Złamania Agnieszki Orzechowskiej, których doznała po wypadnięciu przez okno w trakcie imprezy, już się szczęśliwie pozrastały. Niestety, pozostały po nich blizny, które modelka, znana kiedyś jako "polska Angelina Jolie", usuwa za pomocą lasera. W rozmowie z Super Expressem żali się, że to bardzo nieprzyjemny zabieg.

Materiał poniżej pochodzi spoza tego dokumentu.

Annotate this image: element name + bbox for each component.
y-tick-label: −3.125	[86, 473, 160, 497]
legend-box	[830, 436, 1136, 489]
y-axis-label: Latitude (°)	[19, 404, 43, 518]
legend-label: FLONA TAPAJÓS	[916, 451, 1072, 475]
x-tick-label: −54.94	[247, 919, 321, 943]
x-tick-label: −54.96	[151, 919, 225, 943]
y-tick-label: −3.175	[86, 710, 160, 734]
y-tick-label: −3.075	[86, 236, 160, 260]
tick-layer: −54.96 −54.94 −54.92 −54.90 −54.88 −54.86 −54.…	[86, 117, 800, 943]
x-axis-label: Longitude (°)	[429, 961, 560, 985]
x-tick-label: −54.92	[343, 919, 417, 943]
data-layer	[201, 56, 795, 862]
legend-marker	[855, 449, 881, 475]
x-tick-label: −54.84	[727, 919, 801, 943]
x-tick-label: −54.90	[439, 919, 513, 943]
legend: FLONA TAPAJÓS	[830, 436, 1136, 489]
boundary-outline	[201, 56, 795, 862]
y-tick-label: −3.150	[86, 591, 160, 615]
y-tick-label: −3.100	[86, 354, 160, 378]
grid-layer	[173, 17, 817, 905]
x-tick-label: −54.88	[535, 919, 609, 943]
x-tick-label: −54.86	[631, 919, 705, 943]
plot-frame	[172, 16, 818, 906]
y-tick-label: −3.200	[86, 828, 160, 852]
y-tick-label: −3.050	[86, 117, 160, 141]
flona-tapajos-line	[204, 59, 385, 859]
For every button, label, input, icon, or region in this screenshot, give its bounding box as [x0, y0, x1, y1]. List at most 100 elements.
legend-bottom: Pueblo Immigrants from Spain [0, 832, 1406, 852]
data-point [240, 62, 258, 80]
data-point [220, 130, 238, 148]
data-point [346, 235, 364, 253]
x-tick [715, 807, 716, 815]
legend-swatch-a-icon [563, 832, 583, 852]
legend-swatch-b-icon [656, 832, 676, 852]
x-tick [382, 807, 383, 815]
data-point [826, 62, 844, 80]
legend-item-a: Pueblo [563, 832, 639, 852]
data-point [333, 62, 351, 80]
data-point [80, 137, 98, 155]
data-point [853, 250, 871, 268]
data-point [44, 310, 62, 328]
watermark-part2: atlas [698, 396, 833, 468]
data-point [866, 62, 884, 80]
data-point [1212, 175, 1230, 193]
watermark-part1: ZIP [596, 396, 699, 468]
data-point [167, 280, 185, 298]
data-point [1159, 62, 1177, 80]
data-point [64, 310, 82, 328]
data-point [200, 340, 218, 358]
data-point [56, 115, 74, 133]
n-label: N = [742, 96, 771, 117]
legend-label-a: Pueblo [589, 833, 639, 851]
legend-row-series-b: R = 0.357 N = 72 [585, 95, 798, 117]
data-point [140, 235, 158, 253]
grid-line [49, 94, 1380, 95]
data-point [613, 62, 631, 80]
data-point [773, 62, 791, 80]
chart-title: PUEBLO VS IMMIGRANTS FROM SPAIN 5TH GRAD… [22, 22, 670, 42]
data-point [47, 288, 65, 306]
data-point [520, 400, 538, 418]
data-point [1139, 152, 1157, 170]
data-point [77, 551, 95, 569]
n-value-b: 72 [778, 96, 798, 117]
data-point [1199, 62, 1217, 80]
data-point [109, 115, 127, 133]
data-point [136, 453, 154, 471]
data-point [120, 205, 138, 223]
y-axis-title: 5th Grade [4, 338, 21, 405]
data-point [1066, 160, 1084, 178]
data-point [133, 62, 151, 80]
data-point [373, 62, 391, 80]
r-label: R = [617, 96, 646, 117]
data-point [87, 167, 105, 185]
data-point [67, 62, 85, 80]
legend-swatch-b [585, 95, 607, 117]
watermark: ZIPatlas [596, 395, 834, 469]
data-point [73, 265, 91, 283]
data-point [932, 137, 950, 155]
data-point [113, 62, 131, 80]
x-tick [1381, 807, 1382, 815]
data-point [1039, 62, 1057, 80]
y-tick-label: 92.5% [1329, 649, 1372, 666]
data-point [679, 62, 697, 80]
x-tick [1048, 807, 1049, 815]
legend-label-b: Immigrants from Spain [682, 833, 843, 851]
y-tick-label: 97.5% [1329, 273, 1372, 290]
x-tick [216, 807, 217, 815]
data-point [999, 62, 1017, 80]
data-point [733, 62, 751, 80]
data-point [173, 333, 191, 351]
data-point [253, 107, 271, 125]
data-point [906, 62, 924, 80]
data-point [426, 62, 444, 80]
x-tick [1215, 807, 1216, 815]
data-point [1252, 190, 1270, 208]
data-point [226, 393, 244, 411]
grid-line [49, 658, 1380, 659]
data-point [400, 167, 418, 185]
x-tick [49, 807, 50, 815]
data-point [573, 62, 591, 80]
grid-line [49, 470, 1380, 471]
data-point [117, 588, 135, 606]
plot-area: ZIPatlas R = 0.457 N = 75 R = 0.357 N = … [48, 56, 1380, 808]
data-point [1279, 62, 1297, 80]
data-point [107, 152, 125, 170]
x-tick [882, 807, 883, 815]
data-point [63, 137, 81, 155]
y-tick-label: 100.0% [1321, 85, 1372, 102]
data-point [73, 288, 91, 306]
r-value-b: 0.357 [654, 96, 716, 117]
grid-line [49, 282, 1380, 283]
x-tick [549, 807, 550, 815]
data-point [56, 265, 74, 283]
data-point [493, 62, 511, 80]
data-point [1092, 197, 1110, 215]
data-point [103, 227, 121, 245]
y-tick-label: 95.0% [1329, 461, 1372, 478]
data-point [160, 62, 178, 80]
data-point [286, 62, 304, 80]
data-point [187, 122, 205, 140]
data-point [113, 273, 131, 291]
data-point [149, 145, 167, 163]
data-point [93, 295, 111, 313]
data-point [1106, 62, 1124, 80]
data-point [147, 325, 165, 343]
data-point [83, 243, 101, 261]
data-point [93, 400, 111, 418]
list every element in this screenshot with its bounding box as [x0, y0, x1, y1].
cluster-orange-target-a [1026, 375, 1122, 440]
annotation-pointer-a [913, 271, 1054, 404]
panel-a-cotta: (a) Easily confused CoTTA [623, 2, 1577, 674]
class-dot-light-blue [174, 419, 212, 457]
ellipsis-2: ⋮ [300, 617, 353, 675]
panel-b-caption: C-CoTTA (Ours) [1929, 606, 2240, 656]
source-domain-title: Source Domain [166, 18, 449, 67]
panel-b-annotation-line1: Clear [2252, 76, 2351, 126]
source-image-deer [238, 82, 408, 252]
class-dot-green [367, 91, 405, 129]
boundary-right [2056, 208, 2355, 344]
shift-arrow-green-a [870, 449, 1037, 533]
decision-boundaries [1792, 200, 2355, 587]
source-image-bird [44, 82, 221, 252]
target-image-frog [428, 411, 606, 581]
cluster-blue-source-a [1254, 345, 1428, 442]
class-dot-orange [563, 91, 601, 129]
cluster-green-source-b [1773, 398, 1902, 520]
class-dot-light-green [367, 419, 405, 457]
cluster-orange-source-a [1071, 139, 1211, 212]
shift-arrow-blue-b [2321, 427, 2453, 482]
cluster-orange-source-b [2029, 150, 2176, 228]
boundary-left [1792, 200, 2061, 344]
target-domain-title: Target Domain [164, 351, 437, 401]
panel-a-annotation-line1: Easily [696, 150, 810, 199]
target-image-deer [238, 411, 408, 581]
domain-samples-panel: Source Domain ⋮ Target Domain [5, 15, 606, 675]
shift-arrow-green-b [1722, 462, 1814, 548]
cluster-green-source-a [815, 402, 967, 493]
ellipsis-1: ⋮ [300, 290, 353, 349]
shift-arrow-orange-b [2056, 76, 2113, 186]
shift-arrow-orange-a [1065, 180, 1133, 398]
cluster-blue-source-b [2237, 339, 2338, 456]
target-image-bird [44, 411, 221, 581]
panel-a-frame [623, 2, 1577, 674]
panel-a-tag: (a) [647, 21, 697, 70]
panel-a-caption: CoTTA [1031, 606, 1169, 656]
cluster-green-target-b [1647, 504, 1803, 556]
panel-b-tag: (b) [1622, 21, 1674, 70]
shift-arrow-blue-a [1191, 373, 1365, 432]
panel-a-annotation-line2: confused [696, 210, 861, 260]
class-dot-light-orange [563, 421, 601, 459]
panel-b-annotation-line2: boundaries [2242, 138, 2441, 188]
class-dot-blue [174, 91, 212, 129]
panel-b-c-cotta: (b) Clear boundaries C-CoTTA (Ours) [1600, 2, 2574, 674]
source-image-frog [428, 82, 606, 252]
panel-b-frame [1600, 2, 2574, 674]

Po operacji nogi mam wielką, prawie 30-centymetrową bliznę. Niestety, nie mogłam pokryć jej całej tatuażem - narzeka w tabloidzie. Tatuaż bolał, ale usuwanie blizn laserem boli bardziej. Na dodatek skóra śmierdzi spalenizną. Nie wiem, ile jeszcze muszę przejść takich zabiegów i czy wytrzymam kolejny ból... Wiem jedno, moja kariera modelki jest przez to zagrożona, bo kto zechce na sesję kobietę w bliznach?
W trosce o fachowość zabiegu Orzechowska pojechała do klinki we Wrocławiu. Jak donosi tabloid, za jeden zabieg zapłaciła 4 tysiące złotych.
Mam nadzieję, że to pomoże - wyznaje. Po tym bólu, jaki przeżyłam, coś mi się od losu należy.